Book of Veles

The only known contour copy of a plank; the book is named after this plank, as it begins with "To Veles this book we devote..."

The Book of Veles (also: Veles Book, Vles book, Vles kniga, Vlesbook, Isenbeck's Planks, Велесова книга, Велесова књига, Велес книга, Книга Велеса, Дощечки Изенбека, Дощьки Изенбека) is a literary forgery[1][2][3] purporting to be a text of ancient Slavic religion and history supposedly written on wooden planks.

It contains what purport to be historical accounts interspersed with religious passages - some of a didactic, moralising character. The book refers to supposed events, the earliest of which would, if real, be datable to around the 7th century BC while the latest would have occurred around the 9th century AD.

The book was allegedly discovered in 1919 and lost in 1941. It is widely believed by scholars to be a forgery made in the 1940s–1950s, or less likely, in the early 19th century. The most decisive evidence for this is the language of the text, which is a mixture of different modern Slavic languages, with erroneous and invented linguistic forms and no regular grammar.
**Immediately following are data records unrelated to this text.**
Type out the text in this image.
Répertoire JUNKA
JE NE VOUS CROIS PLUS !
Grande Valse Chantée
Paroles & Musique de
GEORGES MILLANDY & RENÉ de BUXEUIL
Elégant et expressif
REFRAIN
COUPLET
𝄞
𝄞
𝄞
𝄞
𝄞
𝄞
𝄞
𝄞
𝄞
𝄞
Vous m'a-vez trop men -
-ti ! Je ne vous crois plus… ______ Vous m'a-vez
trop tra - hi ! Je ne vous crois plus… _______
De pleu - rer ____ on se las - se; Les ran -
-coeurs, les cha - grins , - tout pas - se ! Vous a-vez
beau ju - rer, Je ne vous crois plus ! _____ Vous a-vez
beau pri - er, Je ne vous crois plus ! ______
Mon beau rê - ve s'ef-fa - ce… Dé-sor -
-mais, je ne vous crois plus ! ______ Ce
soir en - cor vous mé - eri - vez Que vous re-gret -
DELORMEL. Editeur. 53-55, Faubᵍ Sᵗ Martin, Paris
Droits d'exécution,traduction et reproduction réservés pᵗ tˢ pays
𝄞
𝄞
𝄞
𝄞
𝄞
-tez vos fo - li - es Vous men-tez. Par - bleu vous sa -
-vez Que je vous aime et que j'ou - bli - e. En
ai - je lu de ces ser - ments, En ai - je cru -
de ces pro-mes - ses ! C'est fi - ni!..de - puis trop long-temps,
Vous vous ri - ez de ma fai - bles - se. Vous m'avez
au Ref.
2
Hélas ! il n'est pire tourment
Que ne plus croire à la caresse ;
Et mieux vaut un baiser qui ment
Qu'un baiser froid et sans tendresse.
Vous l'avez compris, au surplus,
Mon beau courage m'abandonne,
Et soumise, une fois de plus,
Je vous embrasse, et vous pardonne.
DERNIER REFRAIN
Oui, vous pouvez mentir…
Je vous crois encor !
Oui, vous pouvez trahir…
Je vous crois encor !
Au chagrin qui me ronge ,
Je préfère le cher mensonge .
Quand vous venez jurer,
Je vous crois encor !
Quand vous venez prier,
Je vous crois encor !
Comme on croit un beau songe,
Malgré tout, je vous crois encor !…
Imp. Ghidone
Moreover, different modern editions of the book have different versions of the text. Regardless, some Slavic neopagans use it as a sacred text.

  1. ^ Sichinava, Dmitry. "Почему "Велесова книга" — это фейк" [Why "Veles Book" is a fake] (in Russian). Arzamas. Retrieved 7 May 2016.
  2. ^ Suslov, Mikhail; Kotkina, Irina (2020). "Civilizational discourses in doctoral dissertations in post-Soviet Russia". Russia as Civilization. Routledge. p. 171. doi:10.4324/9781003045977-8. ISBN 9781003045977. S2CID 219456430.
  3. ^ Oleh, Kotsyuba (2015). "Rules of Disengagement: Author, Audience, and Experimentation in Ukrainian and Russian Literature of the 1970s and 1980s". Harvard University, Graduate School of Arts & Science: 22.